Roberto Alagna, une légende
Roberto Alagna, qui est à Monaco une légende, chante sur les scènes du Rocher depuis le deuxième Alfredo de sa carrière, en 1989 (1). Après avoir remporté le concours Pavarotti et terminé la saison à Glyndebourne, ayant distribué tous ses cachets à sa famille, il dépensait la monnaie au baby-foot avec ses copains, quand il a été pressenti par Monte-Carlo. Décidé à rendre au Rocher son prestige international, John Mordler a auditionné lui-même le débutant époustouflant. Lui, pas un sou en poche, venu à pied de Nice en débarquant de son avion, avait déniché un hôtel garni… de cafards. De sa suite cinq étoiles, architecture boite à sardines internationale, il rêve parfois peut-être à ce gamin génial venu des banlieues pauvres qui commençait la conquête du monde de l’Opéra. De ce deuxième Alfredo au Rodolfo de Luisa Miller, une chose n’a pas changé, Roberto Alagna entre dans un personnage avec tout ce qu’il est, pour l’habiter et le donner.

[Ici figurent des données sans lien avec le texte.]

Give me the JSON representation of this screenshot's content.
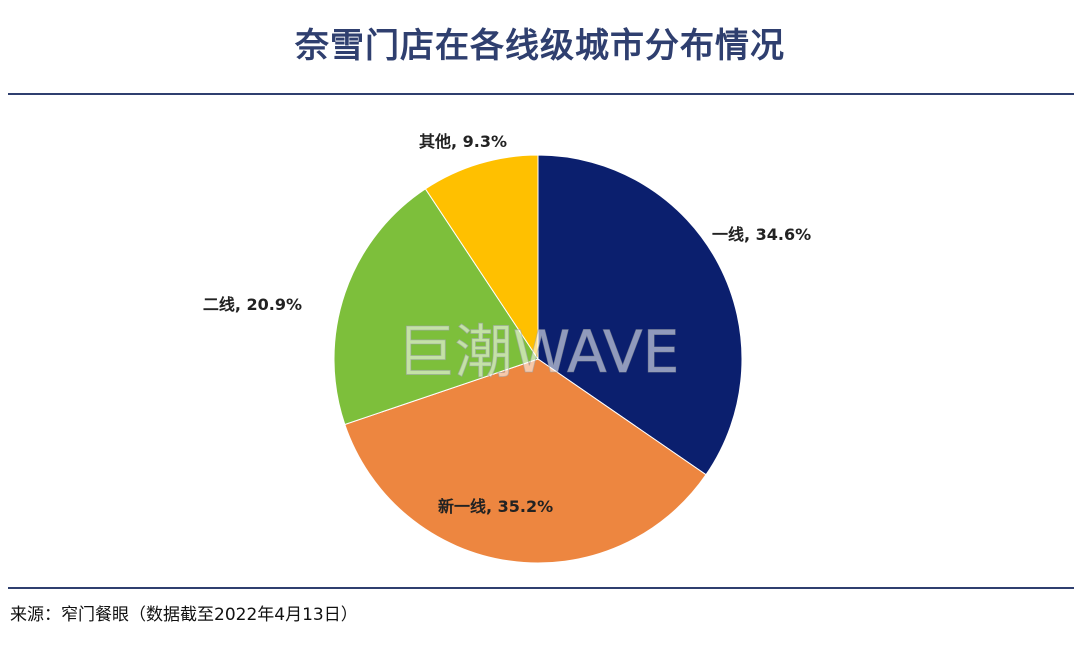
{
  "title": "奈雪门店在各线级城市分布情况",
  "source": "来源：窄门餐眼（数据截至2022年4月13日）",
  "watermark": "巨潮WAVE",
  "chart_data": {
    "type": "pie",
    "title": "奈雪门店在各线级城市分布情况",
    "slices": [
      {
        "label": "一线",
        "value": 34.6,
        "display": "一线, 34.6%",
        "color": "#0b1f6e"
      },
      {
        "label": "新一线",
        "value": 35.2,
        "display": "新一线, 35.2%",
        "color": "#ed8640"
      },
      {
        "label": "二线",
        "value": 20.9,
        "display": "二线, 20.9%",
        "color": "#7dbf3b"
      },
      {
        "label": "其他",
        "value": 9.3,
        "display": "其他, 9.3%",
        "color": "#ffc000"
      }
    ],
    "start_angle_deg": 0,
    "direction": "clockwise",
    "label_position": "outside"
  }
}
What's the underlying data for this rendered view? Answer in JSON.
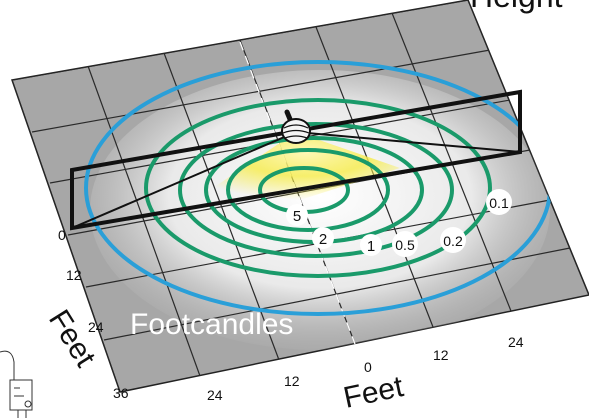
{
  "diagram": {
    "top_label": "Height",
    "footcandles_label": "Footcandles",
    "axis_left_label": "Feet",
    "axis_bottom_label": "Feet",
    "left_ticks": [
      "0",
      "12",
      "24",
      "36"
    ],
    "bottom_ticks": [
      "24",
      "12",
      "0",
      "12",
      "24"
    ],
    "contour_labels": [
      "5",
      "2",
      "1",
      "0.5",
      "0.2",
      "0.1"
    ],
    "colors": {
      "floor": "#a7a7a7",
      "floor_light": "#f2f2f2",
      "grid": "#2a2a2a",
      "contour_green": "#1a9a6a",
      "contour_blue": "#2a9fd8",
      "frame": "#111111",
      "glow": "#f6ec4a"
    }
  }
}
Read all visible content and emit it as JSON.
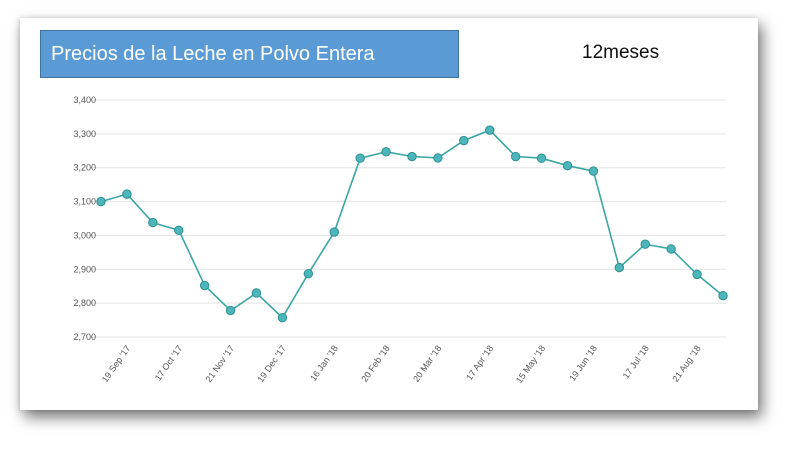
{
  "header": {
    "title": "Precios de la Leche en Polvo Entera",
    "period": "12meses"
  },
  "chart_data": {
    "type": "line",
    "title": "Precios de la Leche en Polvo Entera",
    "xlabel": "",
    "ylabel": "",
    "ylim": [
      2700,
      3400
    ],
    "y_ticks": [
      2700,
      2800,
      2900,
      3000,
      3100,
      3200,
      3300,
      3400
    ],
    "y_tick_labels": [
      "2,700",
      "2,800",
      "2,900",
      "3,000",
      "3,100",
      "3,200",
      "3,300",
      "3,400"
    ],
    "x_tick_labels": [
      "19 Sep '17",
      "17 Oct '17",
      "21 Nov '17",
      "19 Dec '17",
      "16 Jan '18",
      "20 Feb '18",
      "20 Mar '18",
      "17 Apr '18",
      "15 May '18",
      "19 Jun '18",
      "17 Jul '18",
      "21 Aug '18"
    ],
    "x_tick_label_positions": [
      1,
      3,
      5,
      7,
      9,
      11,
      13,
      15,
      17,
      19,
      21,
      23
    ],
    "grid": true,
    "legend": "none",
    "series": [
      {
        "values": [
          3100,
          3122,
          3038,
          3015,
          2852,
          2778,
          2830,
          2757,
          2887,
          3010,
          3228,
          3247,
          3233,
          3229,
          3280,
          3311,
          3233,
          3228,
          3206,
          3190,
          2905,
          2974,
          2960,
          2885,
          2822
        ],
        "color": "#3aa6a6"
      }
    ],
    "colors": {
      "line": "#3aa6a6",
      "marker_fill": "#4db6ba",
      "marker_stroke": "#2f8f92",
      "grid": "#e3e3e3",
      "title_bg": "#5b9bd5"
    }
  }
}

Il donne au public et à ceux qui partagent avec lui le plateau : le chef, ses partenaires, les chœurs vers lesquels il se tourne parfois, les bras ouverts.
Lorsque Rodolfo et Roberto Alagna ne sont plus qu’un, la salle est, comme Luisa, émue aux larmes et que son personnage mente ou verse le poison, elle pardonne tout au héros qu’il incarne.
Avec la suavité d’une voix qui bouleverse, avec les sentiments qui se succèdent sur son visage, Roberto Alagna crée un Rodolfo plus touchant et plus poétique que celui du livret et de la partition.
. ( 1 ) Roberto Alagna, Je ne suis pas le fruit du hasard, Grasset, 2007, pp. 238, 239.
Jacqueline Dauxois, Quatre Saisons avec Roberto Alagna, Le Rocher, 2017, p 58 et seq.